There’s a set of skills that make a person fit to be competitive for a software development role. The following are basic skills that I consider every software engineer should have:
- Master of a backend language. Java, python, C#, C++, rust, node, call it what you want, you need to be proficient enough, the analogy is a spoken language, you are proficient in German when can read, write and talk German. In other words be able to put what’s in your head into the code.
- Data structures and algorithms. These are to software development as learning linear algebra and calculus are to physics.
- Basics of database handing. Learn the types of databases and how to work with them. Take a glance here.
- Design patterns and when to apply them correctly. A correct usage of design patterns will prevent code smells and design pattern overuse. Take a glance here and here.
- Understand the basics of software architecture. You could take this as the layer of abstraction after design patterns. Take a glance of some here.

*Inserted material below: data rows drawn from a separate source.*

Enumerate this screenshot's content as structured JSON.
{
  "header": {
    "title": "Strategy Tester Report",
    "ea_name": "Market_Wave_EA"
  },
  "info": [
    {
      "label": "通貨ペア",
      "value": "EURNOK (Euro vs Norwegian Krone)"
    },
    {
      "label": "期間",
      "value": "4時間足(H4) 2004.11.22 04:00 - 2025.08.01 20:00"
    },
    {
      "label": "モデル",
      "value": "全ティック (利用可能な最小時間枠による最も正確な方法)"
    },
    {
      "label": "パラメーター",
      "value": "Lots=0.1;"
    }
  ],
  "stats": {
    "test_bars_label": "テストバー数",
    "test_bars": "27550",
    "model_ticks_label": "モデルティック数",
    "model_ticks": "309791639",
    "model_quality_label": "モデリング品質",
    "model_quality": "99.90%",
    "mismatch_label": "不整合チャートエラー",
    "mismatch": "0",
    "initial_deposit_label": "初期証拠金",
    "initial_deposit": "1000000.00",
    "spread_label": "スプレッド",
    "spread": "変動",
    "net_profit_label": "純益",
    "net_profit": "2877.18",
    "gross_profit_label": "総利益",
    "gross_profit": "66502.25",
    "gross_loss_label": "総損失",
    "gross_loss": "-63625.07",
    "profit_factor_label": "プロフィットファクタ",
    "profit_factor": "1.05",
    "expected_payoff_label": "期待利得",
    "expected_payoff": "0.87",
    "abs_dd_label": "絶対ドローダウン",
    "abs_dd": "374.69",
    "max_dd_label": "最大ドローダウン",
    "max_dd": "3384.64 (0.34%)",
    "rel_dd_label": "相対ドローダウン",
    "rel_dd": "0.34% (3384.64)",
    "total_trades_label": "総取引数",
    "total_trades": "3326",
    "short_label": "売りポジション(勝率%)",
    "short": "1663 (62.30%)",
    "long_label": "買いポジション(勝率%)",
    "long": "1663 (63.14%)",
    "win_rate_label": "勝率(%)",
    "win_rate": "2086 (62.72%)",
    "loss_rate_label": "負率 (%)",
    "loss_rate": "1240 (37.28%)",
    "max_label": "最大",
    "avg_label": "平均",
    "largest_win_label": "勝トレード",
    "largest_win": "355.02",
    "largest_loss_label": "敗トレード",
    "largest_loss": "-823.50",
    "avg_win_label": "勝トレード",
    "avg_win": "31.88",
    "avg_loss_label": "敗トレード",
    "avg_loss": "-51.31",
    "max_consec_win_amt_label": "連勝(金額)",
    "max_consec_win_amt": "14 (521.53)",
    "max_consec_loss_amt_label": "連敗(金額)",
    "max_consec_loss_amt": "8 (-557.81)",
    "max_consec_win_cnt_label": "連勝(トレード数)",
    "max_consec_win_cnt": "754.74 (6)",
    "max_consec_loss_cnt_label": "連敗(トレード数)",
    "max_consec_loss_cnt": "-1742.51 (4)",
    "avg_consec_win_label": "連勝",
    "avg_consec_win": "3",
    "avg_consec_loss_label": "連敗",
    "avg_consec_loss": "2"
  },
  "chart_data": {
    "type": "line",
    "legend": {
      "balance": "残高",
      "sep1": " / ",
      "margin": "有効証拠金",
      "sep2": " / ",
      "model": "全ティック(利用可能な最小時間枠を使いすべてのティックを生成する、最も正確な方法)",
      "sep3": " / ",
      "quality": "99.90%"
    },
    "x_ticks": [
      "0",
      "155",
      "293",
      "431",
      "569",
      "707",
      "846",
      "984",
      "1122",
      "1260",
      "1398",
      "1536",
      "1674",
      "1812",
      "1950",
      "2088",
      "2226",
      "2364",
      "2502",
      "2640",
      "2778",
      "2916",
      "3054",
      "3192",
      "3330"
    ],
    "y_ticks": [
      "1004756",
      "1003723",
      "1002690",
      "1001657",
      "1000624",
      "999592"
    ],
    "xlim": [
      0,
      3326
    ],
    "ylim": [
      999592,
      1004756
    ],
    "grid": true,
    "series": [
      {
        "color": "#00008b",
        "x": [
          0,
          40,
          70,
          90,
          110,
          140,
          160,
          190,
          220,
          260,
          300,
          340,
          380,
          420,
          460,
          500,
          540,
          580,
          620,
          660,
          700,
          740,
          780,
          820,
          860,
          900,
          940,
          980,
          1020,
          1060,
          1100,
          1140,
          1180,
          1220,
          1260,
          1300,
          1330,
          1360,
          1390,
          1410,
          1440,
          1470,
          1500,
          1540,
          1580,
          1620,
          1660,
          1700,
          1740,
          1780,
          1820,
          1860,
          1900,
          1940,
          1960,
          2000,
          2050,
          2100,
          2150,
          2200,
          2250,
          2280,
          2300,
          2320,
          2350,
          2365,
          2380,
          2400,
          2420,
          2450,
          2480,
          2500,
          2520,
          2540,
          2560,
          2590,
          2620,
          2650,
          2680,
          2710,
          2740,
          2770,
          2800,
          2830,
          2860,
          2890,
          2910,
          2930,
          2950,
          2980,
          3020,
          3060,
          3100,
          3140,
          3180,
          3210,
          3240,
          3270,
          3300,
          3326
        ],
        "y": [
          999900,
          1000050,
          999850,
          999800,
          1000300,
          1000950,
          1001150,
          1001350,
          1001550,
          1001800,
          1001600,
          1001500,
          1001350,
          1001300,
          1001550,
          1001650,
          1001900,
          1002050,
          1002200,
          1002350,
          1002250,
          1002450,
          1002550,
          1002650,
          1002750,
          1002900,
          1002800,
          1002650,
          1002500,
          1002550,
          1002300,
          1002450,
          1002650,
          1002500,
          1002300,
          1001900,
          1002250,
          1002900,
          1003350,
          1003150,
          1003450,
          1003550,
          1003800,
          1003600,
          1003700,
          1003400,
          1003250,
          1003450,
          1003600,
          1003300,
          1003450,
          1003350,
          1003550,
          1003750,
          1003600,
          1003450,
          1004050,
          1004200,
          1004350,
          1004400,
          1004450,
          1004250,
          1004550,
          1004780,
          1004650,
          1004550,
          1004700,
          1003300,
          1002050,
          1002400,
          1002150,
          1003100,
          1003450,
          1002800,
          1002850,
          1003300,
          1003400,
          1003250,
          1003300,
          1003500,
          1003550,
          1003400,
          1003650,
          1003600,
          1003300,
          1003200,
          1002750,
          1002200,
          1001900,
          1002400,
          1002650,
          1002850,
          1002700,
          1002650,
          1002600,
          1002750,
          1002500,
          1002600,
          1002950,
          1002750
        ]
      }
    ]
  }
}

- Version control. Work in software engineering is collaborative and needs to be traceable and recoverable, most software roles rely on a version control system like git. Take a glance here.
- Be fluid on a frontend framework. Angular, React, Vue, RoR, etc. Pick one and be fluent on it, understand how they work in general as well.
- Maintainable, clean, code. More often than not you’ll maintain code, as well as your code will be maintained by others. Dirty code is a nightmare for everyone and expensive as hell.
- Basics of cloud technologies. AWS, Azure, Google Cloud, etc. Understand cloud technologies, they are very similar.
- Basics of code lifecycle. From the requirements to the final product. Take a glance here.
- [Optional] Basics of software engineering methodologies. Some use cascade, some agile, other’s DevOps.Take a glance here
Suggested sources that may come in handy:
- Amigos code (youtube, linkedin): Friendly, cheat sheets, tips and tutorials on Linux, Python, Java and other resources
- Design patterns from Christopher Okhravi. Good explanations, easy to follow and understand
- Cracking the Coding Interview: Great book for algorithms, and very fit to coding interviews.
- Hackerrank and leetcode: Great tools to practice algorithms
- Clean code: No need to marry with all of the CleanCode philosophy, but the book is great to learn how to code clean
- CleanArchitecture: Basics of software design and architecture.
- Pragmatic programmer: Good book with a varied scope of advice.
- Head First Design Patterns: Good book on design patterns
- Freecodecamp: Resources for any topic you may think
- Udemy: Cheap, quick and easy courses.
Hope you can find something of value in this post 🙂
Luis Yannicelli
This is amazing!! I lived a similar experience. I was aiming to be professor but I have open a lot of doors specially in programming works related. Today I am working in airplanes and I can says physics gives me the possibility to understand a lot better an aircraft and make a safer code. I strongly recommend to complement your studies with lab assistances and if is possible with programming courses or things related to engineering and you will be able to find a job really fast using your knowledge in physics.